Adagium ini tentu sangatlah menyesatkan dalam praktik peradilan. Padahal semangat objektivitas, independensi dan imparsialitas lembaga peradilan harus dikedepankan.

Tidak melihat siapa yang duduk sebagai tersangka/terdakwa, serta lembaga hukum mana yang melakukan proses hukum kepada seorang tersangka/terdakwa. Idealnya, jikalau benar maka harus dikatakan benar, dan jikalau salah pada faktanya, maka harus tetap dinyatakan salah, tidak melihat apakah KPK atau lembaga penegak hukum lain yang ada di dalamnya.

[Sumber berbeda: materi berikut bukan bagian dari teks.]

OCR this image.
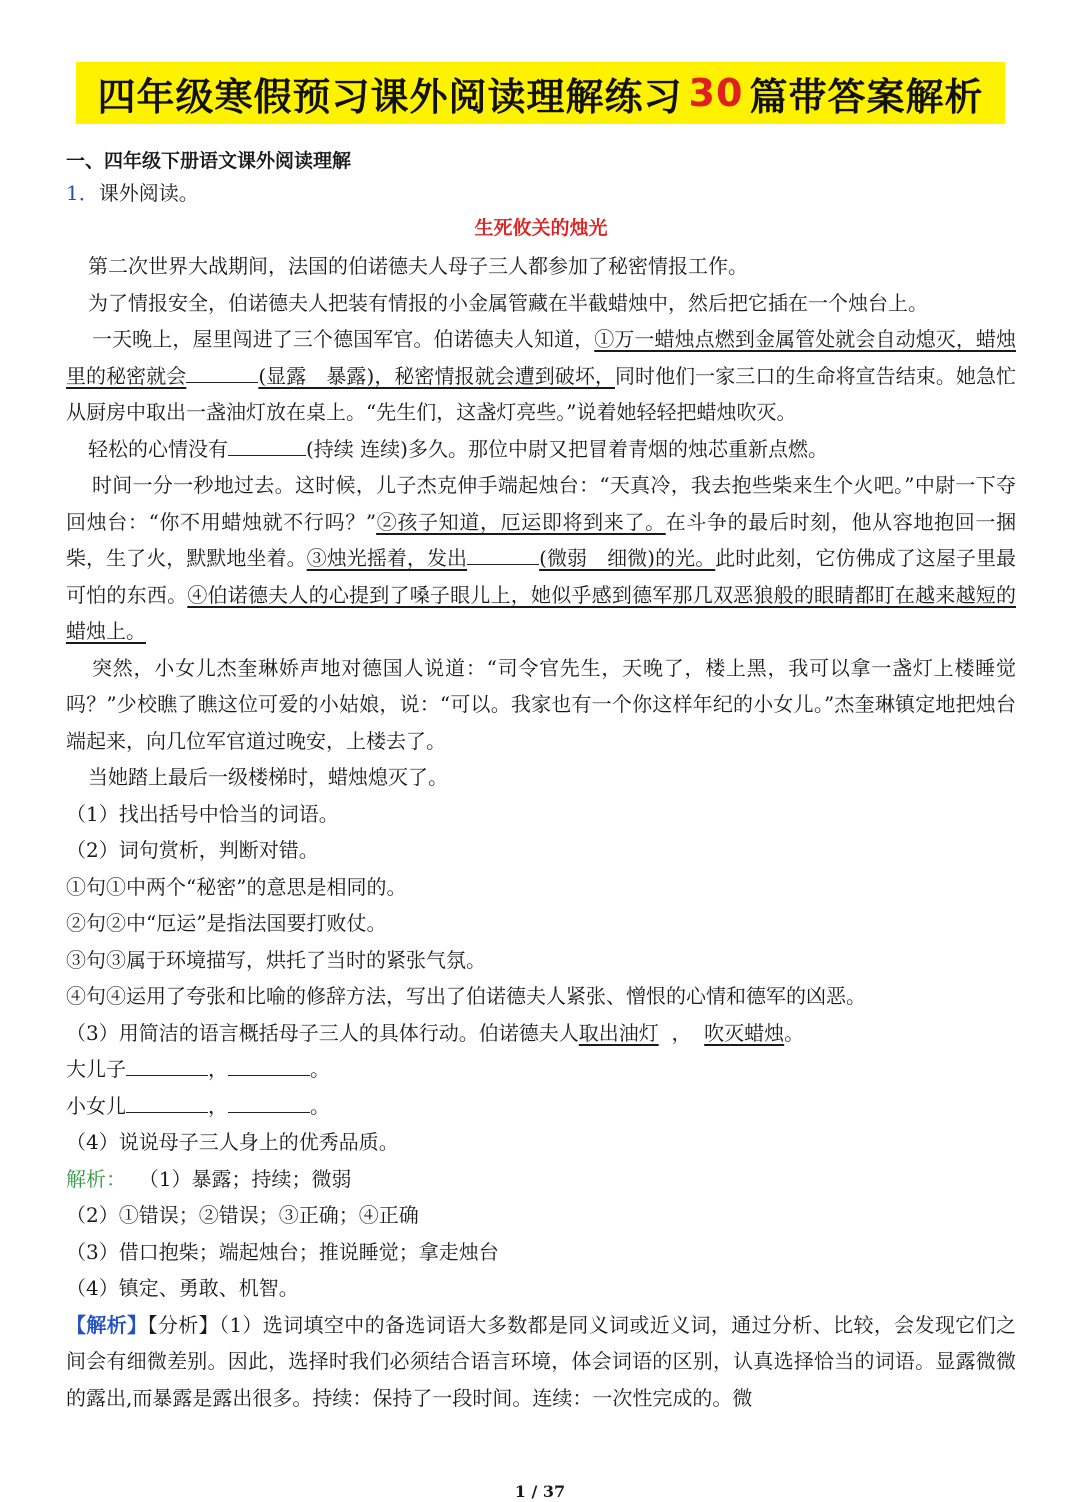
四年级寒假预习课外阅读理解练习 30 篇带答案解析
一、四年级下册语文课外阅读理解
1．课外阅读。
生死攸关的烛光
第二次世界大战期间，法国的伯诺德夫人母子三人都参加了秘密情报工作。
为了情报安全，伯诺德夫人把装有情报的小金属管藏在半截蜡烛中，然后把它插在一个烛台上。
一天晚上，屋里闯进了三个德国军官。伯诺德夫人知道，①万一蜡烛点燃到金属管处就会自动熄灭，蜡烛里的秘密就会	(显露　暴露)，秘密情报就会遭到破坏，同时他们一家三口的生命将宣告结束。她急忙从厨房中取出一盏油灯放在桌上。“先生们，这盏灯亮些。”说着她轻轻把蜡烛吹灭。
轻松的心情没有	(持续 连续)多久。那位中尉又把冒着青烟的烛芯重新点燃。
时间一分一秒地过去。这时候，儿子杰克伸手端起烛台：“天真冷，我去抱些柴来生个火吧。”中尉一下夺回烛台：“你不用蜡烛就不行吗？”②孩子知道，厄运即将到来了。在斗争的最后时刻，他从容地抱回一捆柴，生了火，默默地坐着。③烛光摇着，发出	(微弱　细微)的光。此时此刻，它仿佛成了这屋子里最可怕的东西。④伯诺德夫人的心提到了嗓子眼儿上，她似乎感到德军那几双恶狼般的眼睛都盯在越来越短的蜡烛上。
突然，小女儿杰奎琳娇声地对德国人说道：“司令官先生，天晚了，楼上黑，我可以拿一盏灯上楼睡觉吗？”少校瞧了瞧这位可爱的小姑娘，说：“可以。我家也有一个你这样年纪的小女儿。”杰奎琳镇定地把烛台端起来，向几位军官道过晚安，上楼去了。
当她踏上最后一级楼梯时，蜡烛熄灭了。
（1）找出括号中恰当的词语。
（2）词句赏析，判断对错。
①句①中两个“秘密”的意思是相同的。
②句②中“厄运”是指法国要打败仗。
③句③属于环境描写，烘托了当时的紧张气氛。
④句④运用了夸张和比喻的修辞方法，写出了伯诺德夫人紧张、憎恨的心情和德军的凶恶。
（3）用简洁的语言概括母子三人的具体行动。伯诺德夫人取出油灯 ， 吹灭蜡烛。
大儿子	，	。
小女儿	，	。
（4）说说母子三人身上的优秀品质。
解析： （1）暴露；持续；微弱
（2）①错误；②错误；③正确；④正确
（3）借口抱柴；端起烛台；推说睡觉；拿走烛台
（4）镇定、勇敢、机智。
【解析】【分析】（1）选词填空中的备选词语大多数都是同义词或近义词，通过分析、比较，会发现它们之间会有细微差别。因此，选择时我们必须结合语言环境，体会词语的区别，认真选择恰当的词语。显露微微的露出,而暴露是露出很多。持续：保持了一段时间。连续：一次性完成的。微
1 / 37
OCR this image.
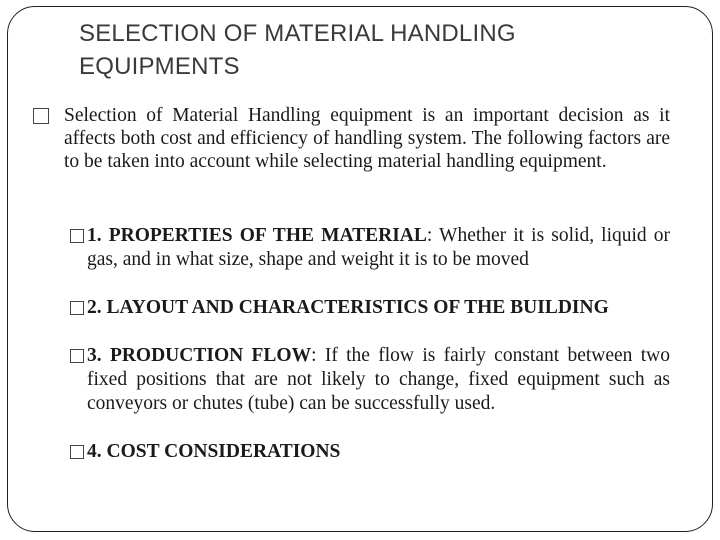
SELECTION OF MATERIAL HANDLING EQUIPMENTS
Selection of Material Handling equipment is an important decision as it affects both cost and efficiency of handling system. The following factors are to be taken into account while selecting material handling equipment.
1. PROPERTIES OF THE MATERIAL: Whether it is solid, liquid or gas, and in what size, shape and weight it is to be moved
2. LAYOUT AND CHARACTERISTICS OF THE BUILDING
3. PRODUCTION FLOW: If the flow is fairly constant between two fixed positions that are not likely to change, fixed equipment such as conveyors or chutes (tube) can be successfully used.
4. COST CONSIDERATIONS
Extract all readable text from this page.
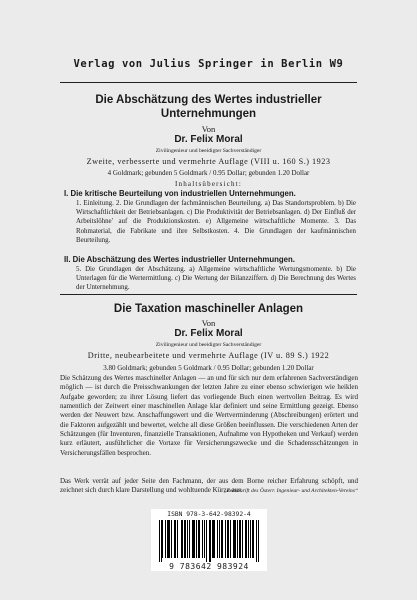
Verlag von Julius Springer in Berlin W9
Die Abschätzung des Wertes industrieller
Unternehmungen
Von
Dr. Felix Moral
Zivilingenieur und beeidigter Sachverständiger
Zweite, verbesserte und vermehrte Auflage (VIII u. 160 S.) 1923
4 Goldmark; gebunden 5 Goldmark / 0.95 Dollar; gebunden 1.20 Dollar
Inhaltsübersicht:
I. Die kritische Beurteilung von industriellen Unternehmungen.
1. Einleitung. 2. Die Grundlagen der fachmännischen Beurteilung. a) Das Standortsproblem. b) Die Wirtschaftlichkeit der Betriebsanlagen. c) Die Produktivität der Betriebsanlagen. d) Der Einfluß der Arbeitslöhne' auf die Produktionskosten. e) Allgemeine wirtschaftliche Momente. 3. Das Rohmaterial, die Fabrikate und ihre Selbstkosten. 4. Die Grundlagen der kaufmännischen Beurteilung.
II. Die Abschätzung des Wertes industrieller Unternehmungen.
5. Die Grundlagen der Abschätzung. a) Allgemeine wirtschaftliche Wertungsmomente. b) Die Unterlagen für die Wertermittlung. c) Die Wertung der Bilanzziffern. d) Die Berechnung des Wertes der Unternehmung.
Die Taxation maschineller Anlagen
Von
Dr. Felix Moral
Zivilingenieur und beeidigter Sachverständiger
Dritte, neubearbeitete und vermehrte Auflage (IV u. 89 S.) 1922
3.80 Goldmark; gebunden 5 Goldmark / 0.95 Dollar; gebunden 1.20 Dollar
Die Schätzung des Wertes maschineller Anlagen — an und für sich nur dem erfahrenen Sachverständigen möglich — ist durch die Preisschwankungen der letzten Jahre zu einer ebenso schwierigen wie heiklen Aufgabe geworden; zu ihrer Lösung liefert das vorliegende Buch einen wertvollen Beitrag. Es wird namentlich der Zeitwert einer maschinellen Anlage klar definiert und seine Ermittlung gezeigt. Ebenso werden der Neuwert bzw. Anschaffungswert und die Wertverminderung (Abschreibungen) erörtert und die Faktoren aufgezählt und bewertet, welche all diese Größen beeinflussen. Die verschiedenen Arten der Schätzungen (für Inventuren, finanzielle Transaktionen, Aufnahme von Hypotheken und Verkauf) werden kurz erläutert, ausführlicher die Vortaxe für Versicherungszwecke und die Schadensschätzungen in Versicherungsfällen besprochen.
Das Werk verrät auf jeder Seite den Fachmann, der aus dem Borne reicher Erfahrung schöpft, und zeichnet sich durch klare Darstellung und wohltuende Kürze aus.
„Zeitschrift des Österr. Ingenieur- und Architekten-Vereins“
ISBN 978-3-642-98392-4
9 783642 983924
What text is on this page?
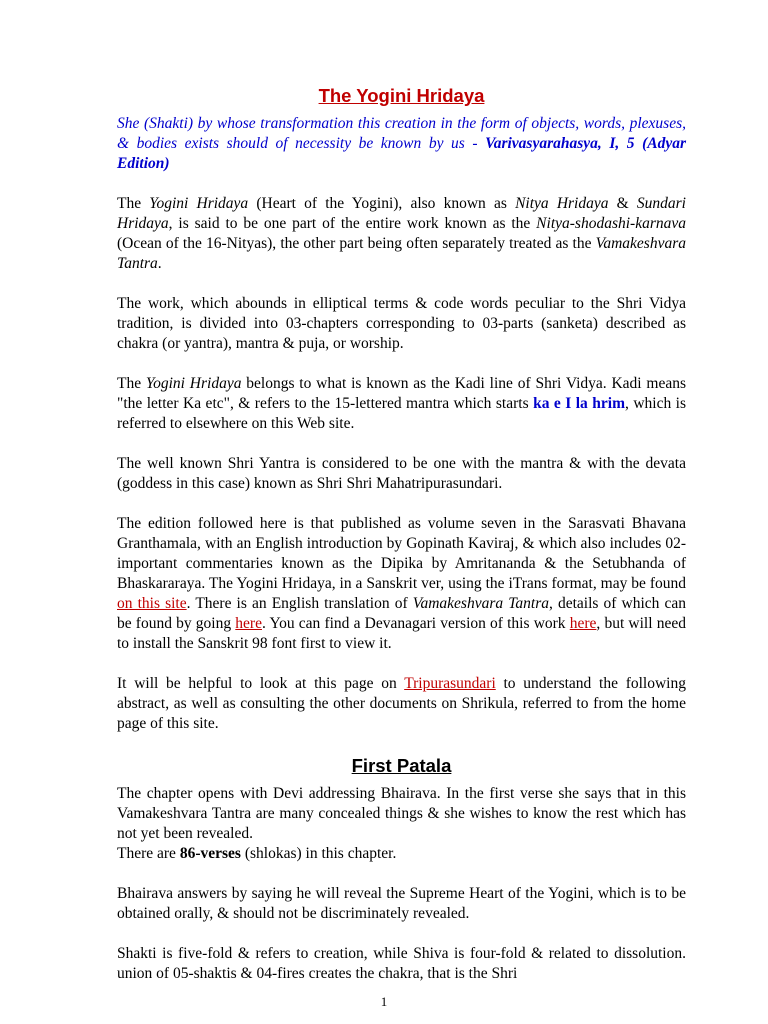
The Yogini Hridaya

She (Shakti) by whose transformation this creation in the form of objects, words, plexuses, & bodies exists should of necessity be known by us - Varivasyarahasya, I, 5 (Adyar Edition)

The Yogini Hridaya (Heart of the Yogini), also known as Nitya Hridaya & Sundari Hridaya, is said to be one part of the entire work known as the Nitya-shodashi-karnava (Ocean of the 16-Nityas), the other part being often separately treated as the Vamakeshvara Tantra.

The work, which abounds in elliptical terms & code words peculiar to the Shri Vidya tradition, is divided into 03-chapters corresponding to 03-parts (sanketa) described as chakra (or yantra), mantra & puja, or worship.

The Yogini Hridaya belongs to what is known as the Kadi line of Shri Vidya. Kadi means "the letter Ka etc", & refers to the 15-lettered mantra which starts ka e I la hrim, which is referred to elsewhere on this Web site.

The well known Shri Yantra is considered to be one with the mantra & with the devata (goddess in this case) known as Shri Shri Mahatripurasundari.

The edition followed here is that published as volume seven in the Sarasvati Bhavana Granthamala, with an English introduction by Gopinath Kaviraj, & which also includes 02-important commentaries known as the Dipika by Amritananda & the Setubhanda of Bhaskararaya. The Yogini Hridaya, in a Sanskrit ver, using the iTrans format, may be found on this site. There is an English translation of Vamakeshvara Tantra, details of which can be found by going here. You can find a Devanagari version of this work here, but will need to install the Sanskrit 98 font first to view it.

It will be helpful to look at this page on Tripurasundari to understand the following abstract, as well as consulting the other documents on Shrikula, referred to from the home page of this site.

First Patala

The chapter opens with Devi addressing Bhairava. In the first verse she says that in this Vamakeshvara Tantra are many concealed things & she wishes to know the rest which has not yet been revealed.
There are 86-verses (shlokas) in this chapter.

Bhairava answers by saying he will reveal the Supreme Heart of the Yogini, which is to be obtained orally, & should not be discriminately revealed.

Shakti is five-fold & refers to creation, while Shiva is four-fold & related to dissolution. union of 05-shaktis & 04-fires creates the chakra, that is the Shri

1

Oleh karenanya, dalam konteks pengembangan perkara oleh KPK terkait suap pengurusan perkara di MA, besar harapan kita semua agar lembaga peradilan dapat tetap menjaga objektivitas, independensi dan imparsialitas dari lembaga peradilan sesuai dengan fungsi lembaga peradilan itu sendiri. Hal itu guna menjamin hukum yang berkeadilan pada setiap orang yang telah disematkan status tersangka/terdakwa.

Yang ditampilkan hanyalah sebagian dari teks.